Understanding the interactions between INSTIs and their targets is clinically relevant because INSTI-based regimens are the recommended choice for initial HIV therapy. The INSTIs BIC and DTG are highly potent and have high genetic barriers to resistance. Emergent resistance to three-drug BIC- and DTG-based regimens has not occurred in clinical trials but has occurred in rare cases in clinical practice (13). EVG- and RAL-based regimens, which have lower genetic barriers to resistance, select for IN mutations at codons 92, 143, 155, and 148. A long INSTI residence time may lead to higher tolerance to missed doses, but antiviral support by two nucleoside RT inhibitors of BIC- and DTG-based three-drug regimens is also important. There are some concerns around the resistance risk of potentially less forgiving two-drug INSTI-based regimens (DTG plus either lamivudine or rilpivirine) or three-drug RAL- or EVG-based regimens, which have lower resistance barriers (9, 14–17). Single-drug therapy, such as DTG monotherapy, has given rise to unacceptably high rates of virological failure with INSTI resistance (16).
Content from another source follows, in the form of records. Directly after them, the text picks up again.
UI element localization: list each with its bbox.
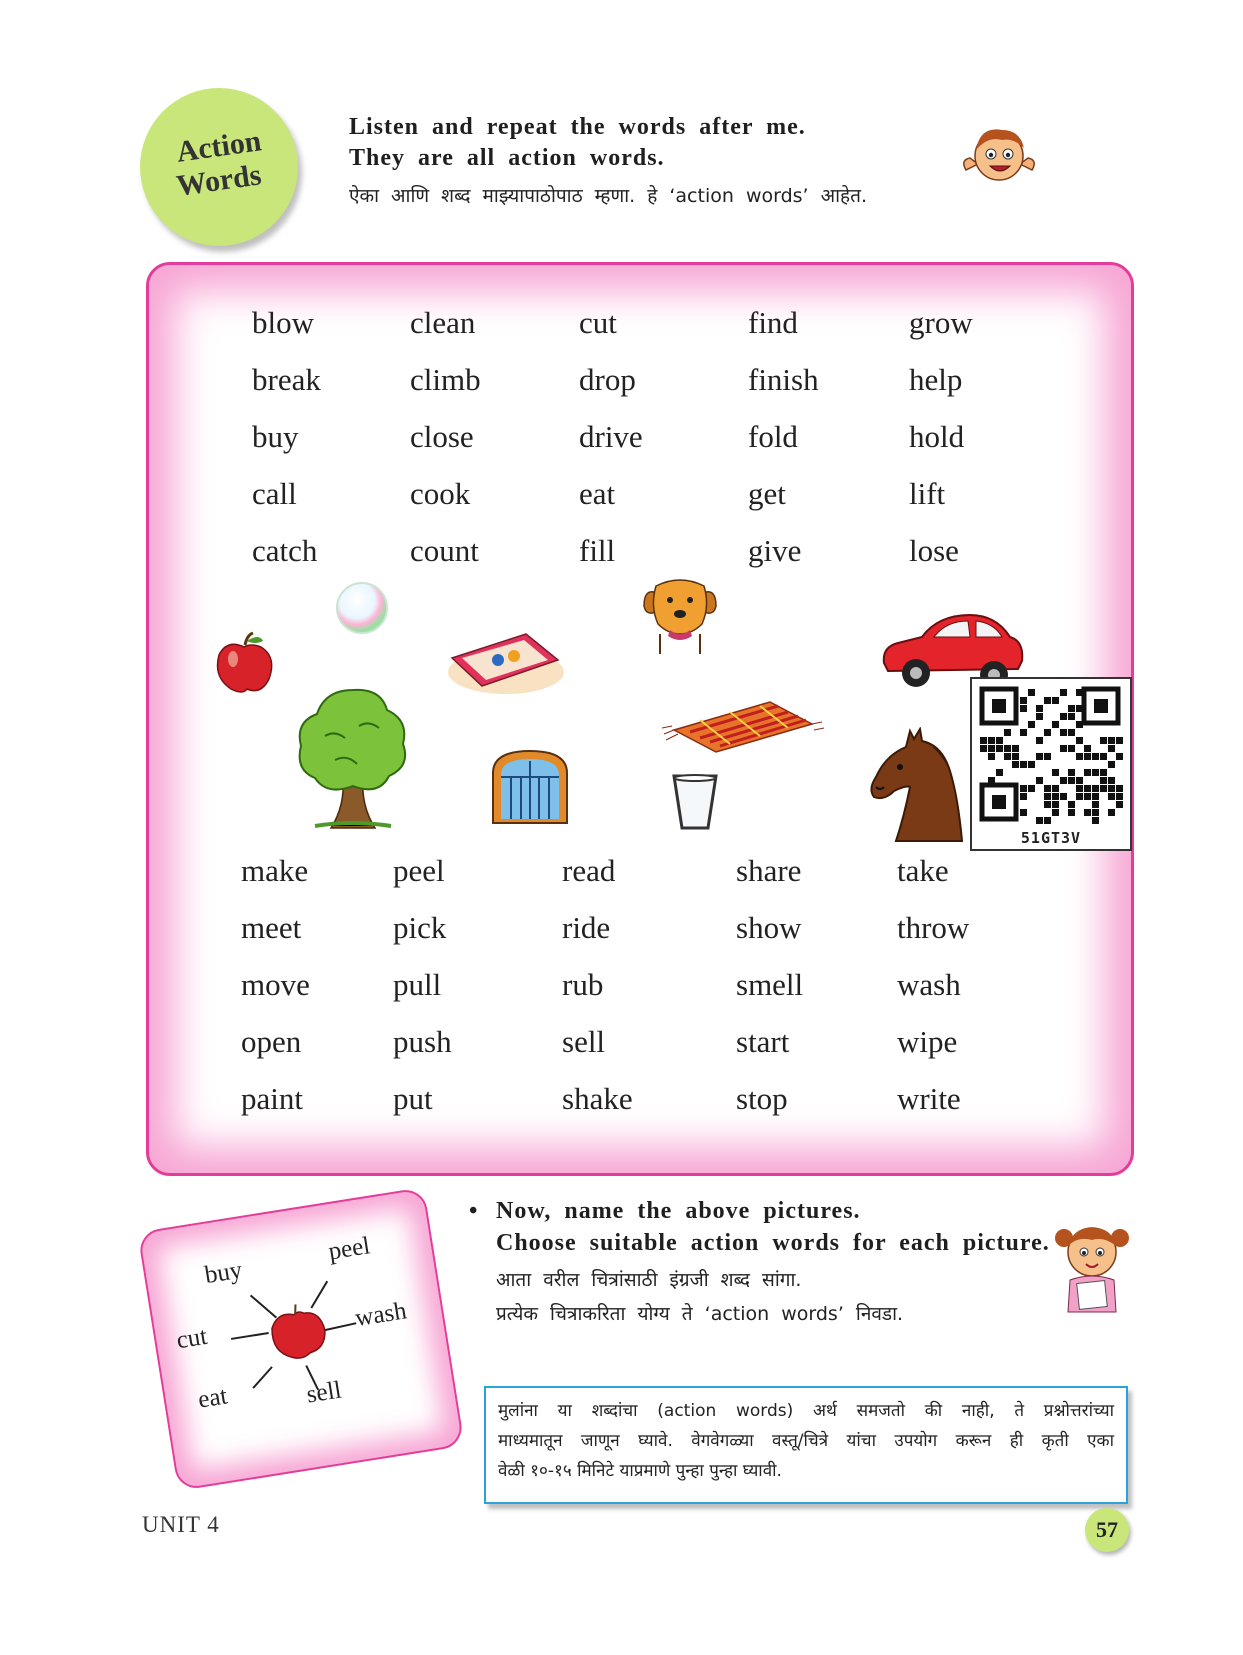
action-word: paint [241,1081,303,1116]
action-word: push [393,1024,452,1059]
action-word: call [252,476,297,511]
instruction-marathi: ऐका आणि शब्द माझ्यापाठोपाठ म्हणा. हे ‘action words’ आहेत. [349,185,867,207]
action-word: lose [909,533,959,568]
action-word: cut [579,305,617,340]
action-word: open [241,1024,302,1059]
action-word: take [897,853,949,888]
action-word: cook [410,476,471,511]
action-word: wash [897,967,961,1002]
action-word: sell [562,1024,606,1059]
action-word: move [241,967,310,1002]
action-word: find [748,305,798,340]
action-word: grow [909,305,973,340]
example-word-cut: cut [174,1322,210,1355]
action-word: drive [579,419,643,454]
horse-illustration [866,727,964,843]
action-word: put [393,1081,433,1116]
badge-line-1: Action [174,124,264,169]
action-word: hold [909,419,965,454]
note-line-3: वेळी १०-१५ मिनिटे याप्रमाणे पुन्हा पुन्हा घ्यावी. [498,1461,782,1481]
example-connector-lines [140,1189,463,1489]
example-word-sell: sell [304,1376,344,1409]
action-word: pull [393,967,442,1002]
action-word: eat [579,476,616,511]
rug-illustration [660,694,824,758]
task-line-1: Now, name the above pictures. [496,1198,861,1224]
action-word: ride [562,910,611,945]
action-word: buy [252,419,299,454]
action-word: fill [579,533,616,568]
girl-illustration [1050,1220,1134,1316]
page-number: 57 [1085,1508,1129,1552]
action-word: read [562,853,616,888]
instruction-line-1: Listen and repeat the words after me. [349,114,806,140]
action-word: get [748,476,786,511]
action-word: give [748,533,802,568]
window-illustration [489,747,571,825]
glass-illustration [670,772,720,832]
action-word: lift [909,476,946,511]
action-word: catch [252,533,318,568]
action-word: show [736,910,802,945]
dog-illustration [640,572,720,656]
boy-face-illustration [958,120,1040,192]
unit-label: UNIT 4 [142,1512,220,1537]
note-line-1: मुलांना या शब्दांचा (action words) अर्थ समजतो की नाही, ते प्रश्नोत्तरांच्या [498,1401,1114,1421]
qr-pattern [972,681,1130,827]
action-word: make [241,853,309,888]
action-word: close [410,419,474,454]
action-word: rub [562,967,604,1002]
teacher-note [484,1386,1128,1504]
action-word: blow [252,305,314,340]
action-word: write [897,1081,961,1116]
example-card [137,1187,464,1491]
task-line-2: Choose suitable action words for each picture. [496,1230,1050,1256]
action-word: meet [241,910,302,945]
action-word: throw [897,910,970,945]
book-illustration [446,628,564,696]
example-word-eat: eat [196,1382,230,1414]
action-word: peel [393,853,445,888]
action-word: fold [748,419,798,454]
badge-line-2: Words [174,158,264,203]
action-word: shake [562,1081,633,1116]
action-word: wipe [897,1024,958,1059]
action-word: start [736,1024,790,1059]
example-word-wash: wash [353,1297,409,1333]
example-word-peel: peel [326,1232,372,1266]
apple-illustration [213,631,275,695]
qr-code[interactable] [970,677,1132,851]
tree-illustration [295,686,411,834]
task-bullet: • [469,1198,479,1224]
bubble-illustration [334,580,390,636]
example-word-buy: buy [202,1256,245,1290]
task-marathi-1: आता वरील चित्रांसाठी इंग्रजी शब्द सांगा. [496,1269,802,1291]
instruction-line-2: They are all action words. [349,145,665,171]
action-word: climb [410,362,481,397]
action-word: share [736,853,802,888]
action-word: stop [736,1081,788,1116]
action-word: drop [579,362,636,397]
note-line-2: माध्यमातून जाणून घ्यावे. वेगवेगळ्या वस्तू/चित्रे यांचा उपयोग करून ही कृती एका [498,1431,1114,1451]
task-marathi-2: प्रत्येक चित्राकरिता योग्य ते ‘action words’ निवडा. [496,1303,904,1325]
action-word: finish [748,362,819,397]
action-word: help [909,362,963,397]
action-word: smell [736,967,804,1002]
section-badge [140,88,298,246]
action-word: break [252,362,321,397]
action-word: pick [393,910,447,945]
action-word: count [410,533,479,568]
action-word: clean [410,305,476,340]
qr-code-label: 51GT3V [1020,829,1082,847]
Likewise, cases of failure with emergent M184V and R263K were reported for DTG-plus-lamivudine dual therapy in the clinical trials GEMINI and ACTG5353 (18, 19). Clinically, the long residence times of BIC and DTG may help support their high barriers to resistance by maintaining viral inhibition during periods of low drug levels, such as when several consecutive doses are missed.
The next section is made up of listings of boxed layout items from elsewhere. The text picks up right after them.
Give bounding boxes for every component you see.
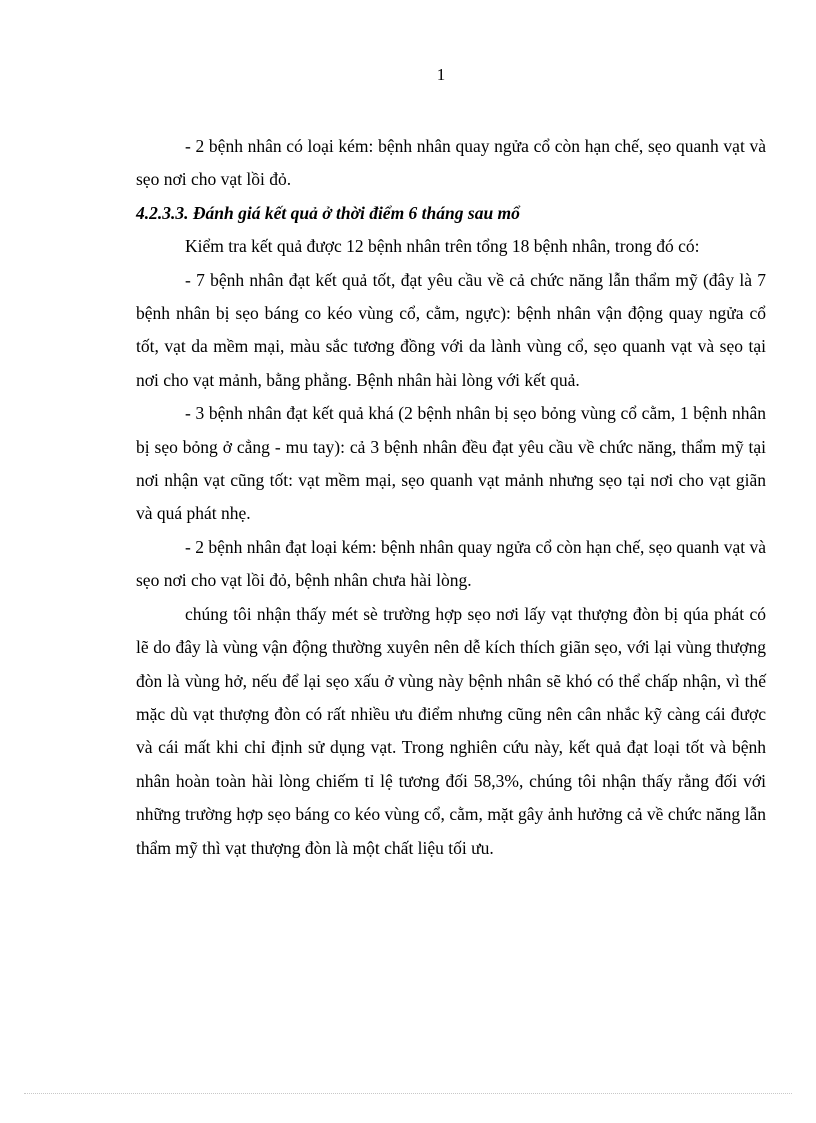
paragraph-discussion: chúng tôi nhận thấy mét sè trường hợp sẹo nơi lấy vạt thượng đòn bị qúa phát có lẽ do đây là vùng vận động thường xuyên nên dễ kích thích giãn sẹo, với lại vùng thượng đòn là vùng hở, nếu để lại sẹo xấu ở vùng này bệnh nhân sẽ khó có thể chấp nhận, vì thế mặc dù vạt thượng đòn có rất nhiều ưu điểm nhưng cũng nên cân nhắc kỹ càng cái được và cái mất khi chỉ định sử dụng vạt. Trong nghiên cứu này, kết quả đạt loại tốt và bệnh nhân hoàn toàn hài lòng chiếm tỉ lệ tương đối 58,3%, chúng tôi nhận thấy rằng đối với những trường hợp sẹo báng co kéo vùng cổ, cằm, mặt gây ảnh hưởng cả về chức năng lẫn thẩm mỹ thì vạt thượng đòn là một chất liệu tối ưu. (136, 603, 766, 858)
footer-divider (24, 1093, 792, 1094)
paragraph-summary: Kiểm tra kết quả được 12 bệnh nhân trên tổng 18 bệnh nhân, trong đó có: (185, 236, 700, 257)
paragraph-poor-result-3-months: - 2 bệnh nhân có loại kém: bệnh nhân quay ngửa cổ còn hạn chế, sẹo quanh vạt và sẹo nơi cho vạt lồi đỏ. (136, 136, 766, 190)
paragraph-good-result: - 7 bệnh nhân đạt kết quả tốt, đạt yêu cầu về cả chức năng lẫn thẩm mỹ (đây là 7 bệnh nhân bị sẹo báng co kéo vùng cổ, cằm, ngực): bệnh nhân vận động quay ngửa cổ tốt, vạt da mềm mại, màu sắc tương đồng với da lành vùng cổ, sẹo quanh vạt và sẹo tại nơi cho vạt mảnh, bằng phẳng. Bệnh nhân hài lòng với kết quả. (136, 269, 766, 390)
paragraph-fair-result: - 3 bệnh nhân đạt kết quả khá (2 bệnh nhân bị sẹo bỏng vùng cổ cằm, 1 bệnh nhân bị sẹo bỏng ở cẳng - mu tay): cả 3 bệnh nhân đều đạt yêu cầu về chức năng, thẩm mỹ tại nơi nhận vạt cũng tốt: vạt mềm mại, sẹo quanh vạt mảnh nhưng sẹo tại nơi cho vạt giãn và quá phát nhẹ. (136, 403, 766, 524)
document-body (136, 130, 766, 865)
page-number: 1 (436, 65, 446, 84)
paragraph-poor-result: - 2 bệnh nhân đạt loại kém: bệnh nhân quay ngửa cổ còn hạn chế, sẹo quanh vạt và sẹo nơi cho vạt lồi đỏ, bệnh nhân chưa hài lòng. (136, 536, 766, 591)
section-heading: 4.2.3.3. Đánh giá kết quả ở thời điểm 6 tháng sau mổ (136, 202, 520, 223)
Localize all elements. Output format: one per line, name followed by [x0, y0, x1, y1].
We performed enzymatic, tissue culture, and structural studies to investigate the mechanistic basis for the more favorable resistance profiles of BIC and DTG compared with EVG and RAL and to investigate the differences between BIC and DTG. Drug washout/release studies are consistent with a longer t1/2 of BIC compared to DTG. Structural studies of the INSTI interactions with integrase intasomes (2, 12, 20, 21) and our models show that BIC forms a stable complex with HIV-1 IN bound to HIV-1 long-terminal-repeat DNA. The t1/2 of BIC from HIV-1 IN-DNA complexes was longer than the t1/2 of DTG, RAL, and EVG. The long t1/2s of INSTIs with the integrase-DNA complex have been correlated with potent antiretroviral activity against WT HIV-1 integrase and a high barrier to resistance in vitro (3). BIC also dissociated more slowly than DTG from the resistant mutant G140S+Q148H IN-DNA complex, which is consistent with the greater in vitro activity of BIC than of other INSTIs against this mutant (2–9). Long t1/2 and more optimal binding-site complementarity of the INSTI into its binding site may also translate into more favorable resistance profiles when the INSTI may tolerate small perturbations in the pocket induced by amino acid mutations. The impact of a longer BIC t1/2 due to more optimal interactions with HIV-1 IN and vDNA may lead to greater tolerance of binding-site perturbations by drug resistance mutations and forgiveness of missed doses. These in vitro data further our understanding of the high efficacy and resistance barrier of BIC in the treatment of people living with HIV.